Is this in the brood chamber or super? I suspect it's in the super and that you didn't seed it with anything. You need a comb or two in the empty box to encourage them to build the way we want them to. If you just place an empty box on top they will likely build some from the bottom and some from the top of the new box.


----------



## whalers (Jun 4, 2011)

Your suspicions would be correct. I didn't have anything theycould use for guide comb. Makes a lot of sense and I appreciate the help.


----------



## rwurster (Oct 30, 2010)

I ran out of medium foundation so i was cutting deep foundation to fit my medium frames. When you do this there is a strip of foundation left which i also was using in frames as a guide off the top. Since I had been drinking while doing this I accidentally put a few strips on the bottom of a few frames instead of the top but I put them into a few honey boxes for giggles to see what would happen and they drew the comb straight up to the top bar. I really didnt know what to expect but was pleasantly surprised by the outcome.

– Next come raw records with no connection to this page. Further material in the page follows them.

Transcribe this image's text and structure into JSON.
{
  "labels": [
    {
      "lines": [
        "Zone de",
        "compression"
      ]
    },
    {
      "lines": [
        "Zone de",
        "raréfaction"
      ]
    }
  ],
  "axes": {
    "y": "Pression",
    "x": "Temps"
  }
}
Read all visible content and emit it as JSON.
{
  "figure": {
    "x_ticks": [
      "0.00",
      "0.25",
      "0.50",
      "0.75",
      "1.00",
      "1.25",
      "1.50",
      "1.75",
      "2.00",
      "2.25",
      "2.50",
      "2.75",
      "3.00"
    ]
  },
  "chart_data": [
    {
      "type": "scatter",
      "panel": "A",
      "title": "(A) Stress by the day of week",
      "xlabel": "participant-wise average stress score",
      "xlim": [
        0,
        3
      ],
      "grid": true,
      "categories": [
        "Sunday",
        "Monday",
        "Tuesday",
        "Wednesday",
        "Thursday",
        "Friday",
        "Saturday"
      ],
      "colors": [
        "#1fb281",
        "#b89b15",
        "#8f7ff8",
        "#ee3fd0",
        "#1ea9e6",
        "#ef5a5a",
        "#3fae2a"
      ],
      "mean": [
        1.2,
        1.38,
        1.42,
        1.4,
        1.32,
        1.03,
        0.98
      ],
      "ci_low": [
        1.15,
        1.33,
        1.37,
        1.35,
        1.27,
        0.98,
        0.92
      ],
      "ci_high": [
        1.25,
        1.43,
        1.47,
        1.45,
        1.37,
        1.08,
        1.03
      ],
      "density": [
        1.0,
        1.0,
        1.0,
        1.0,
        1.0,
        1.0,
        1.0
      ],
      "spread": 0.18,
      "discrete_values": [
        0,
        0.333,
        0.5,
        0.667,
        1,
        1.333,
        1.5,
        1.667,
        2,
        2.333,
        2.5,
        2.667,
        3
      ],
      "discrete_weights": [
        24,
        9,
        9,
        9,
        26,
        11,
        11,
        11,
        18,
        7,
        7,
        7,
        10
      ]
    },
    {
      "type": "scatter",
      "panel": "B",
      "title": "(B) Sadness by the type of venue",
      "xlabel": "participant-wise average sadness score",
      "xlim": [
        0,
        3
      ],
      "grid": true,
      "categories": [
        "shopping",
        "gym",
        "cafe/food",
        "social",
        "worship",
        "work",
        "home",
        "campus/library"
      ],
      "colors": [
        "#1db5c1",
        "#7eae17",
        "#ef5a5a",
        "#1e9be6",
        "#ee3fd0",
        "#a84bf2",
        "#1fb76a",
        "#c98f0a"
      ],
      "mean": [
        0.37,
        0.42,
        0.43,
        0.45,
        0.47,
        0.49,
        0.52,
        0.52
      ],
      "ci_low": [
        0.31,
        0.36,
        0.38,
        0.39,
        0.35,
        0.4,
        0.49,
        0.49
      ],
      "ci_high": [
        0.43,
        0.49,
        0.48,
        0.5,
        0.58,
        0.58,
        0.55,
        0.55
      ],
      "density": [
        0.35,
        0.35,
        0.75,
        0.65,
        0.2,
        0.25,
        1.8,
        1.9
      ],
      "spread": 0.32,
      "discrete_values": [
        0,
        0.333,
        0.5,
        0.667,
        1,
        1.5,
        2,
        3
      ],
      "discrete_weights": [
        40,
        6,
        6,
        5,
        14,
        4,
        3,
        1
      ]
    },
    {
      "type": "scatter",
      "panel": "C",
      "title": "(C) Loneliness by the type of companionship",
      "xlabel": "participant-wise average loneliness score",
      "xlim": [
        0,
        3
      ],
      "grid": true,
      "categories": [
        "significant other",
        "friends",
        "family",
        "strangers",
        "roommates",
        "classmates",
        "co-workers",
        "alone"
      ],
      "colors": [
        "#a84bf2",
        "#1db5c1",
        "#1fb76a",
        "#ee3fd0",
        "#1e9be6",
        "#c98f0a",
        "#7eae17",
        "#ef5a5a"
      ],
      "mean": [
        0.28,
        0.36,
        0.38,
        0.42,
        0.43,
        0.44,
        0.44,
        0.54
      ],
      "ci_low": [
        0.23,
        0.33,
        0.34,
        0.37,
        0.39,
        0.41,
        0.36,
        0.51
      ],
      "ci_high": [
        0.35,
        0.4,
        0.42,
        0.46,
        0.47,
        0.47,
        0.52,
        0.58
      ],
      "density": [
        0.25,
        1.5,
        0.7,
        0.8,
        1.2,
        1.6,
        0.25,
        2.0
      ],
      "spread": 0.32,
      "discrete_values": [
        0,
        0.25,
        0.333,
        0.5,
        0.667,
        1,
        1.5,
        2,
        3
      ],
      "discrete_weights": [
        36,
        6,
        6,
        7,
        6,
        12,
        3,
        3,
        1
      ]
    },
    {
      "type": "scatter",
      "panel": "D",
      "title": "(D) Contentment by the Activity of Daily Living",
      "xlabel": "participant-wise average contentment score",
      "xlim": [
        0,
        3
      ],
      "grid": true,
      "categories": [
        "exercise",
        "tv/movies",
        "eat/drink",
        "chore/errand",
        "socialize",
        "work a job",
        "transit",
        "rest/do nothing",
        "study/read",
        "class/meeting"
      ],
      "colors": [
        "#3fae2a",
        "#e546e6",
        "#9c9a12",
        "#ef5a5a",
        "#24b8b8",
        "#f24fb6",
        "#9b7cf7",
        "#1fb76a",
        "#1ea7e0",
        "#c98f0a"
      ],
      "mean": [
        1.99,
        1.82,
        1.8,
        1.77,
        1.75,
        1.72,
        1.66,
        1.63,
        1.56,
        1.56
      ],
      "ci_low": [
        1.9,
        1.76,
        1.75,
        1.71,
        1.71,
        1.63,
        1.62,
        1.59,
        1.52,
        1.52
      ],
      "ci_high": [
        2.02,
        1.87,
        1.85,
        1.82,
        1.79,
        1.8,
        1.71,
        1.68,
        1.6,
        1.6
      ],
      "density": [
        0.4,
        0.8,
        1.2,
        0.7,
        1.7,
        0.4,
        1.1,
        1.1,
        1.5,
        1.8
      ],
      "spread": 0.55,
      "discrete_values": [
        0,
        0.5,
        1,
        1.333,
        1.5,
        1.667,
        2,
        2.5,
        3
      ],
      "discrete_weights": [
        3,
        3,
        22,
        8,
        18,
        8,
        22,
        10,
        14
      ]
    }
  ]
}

I have also seen comb collapses in a few of my nucs that were drawn straight up and re-attached HORRIBLY  

As a side note: I was all foundationless up until this year and would HIGHLY recommend using a sheet of foundation in at least 1 frame (I put mine in the middle) to ensure they draw straight then, if you are hard core about tainted wax in foundation or whatever, you can easily rotate it out once the bees "know" where to build.


----------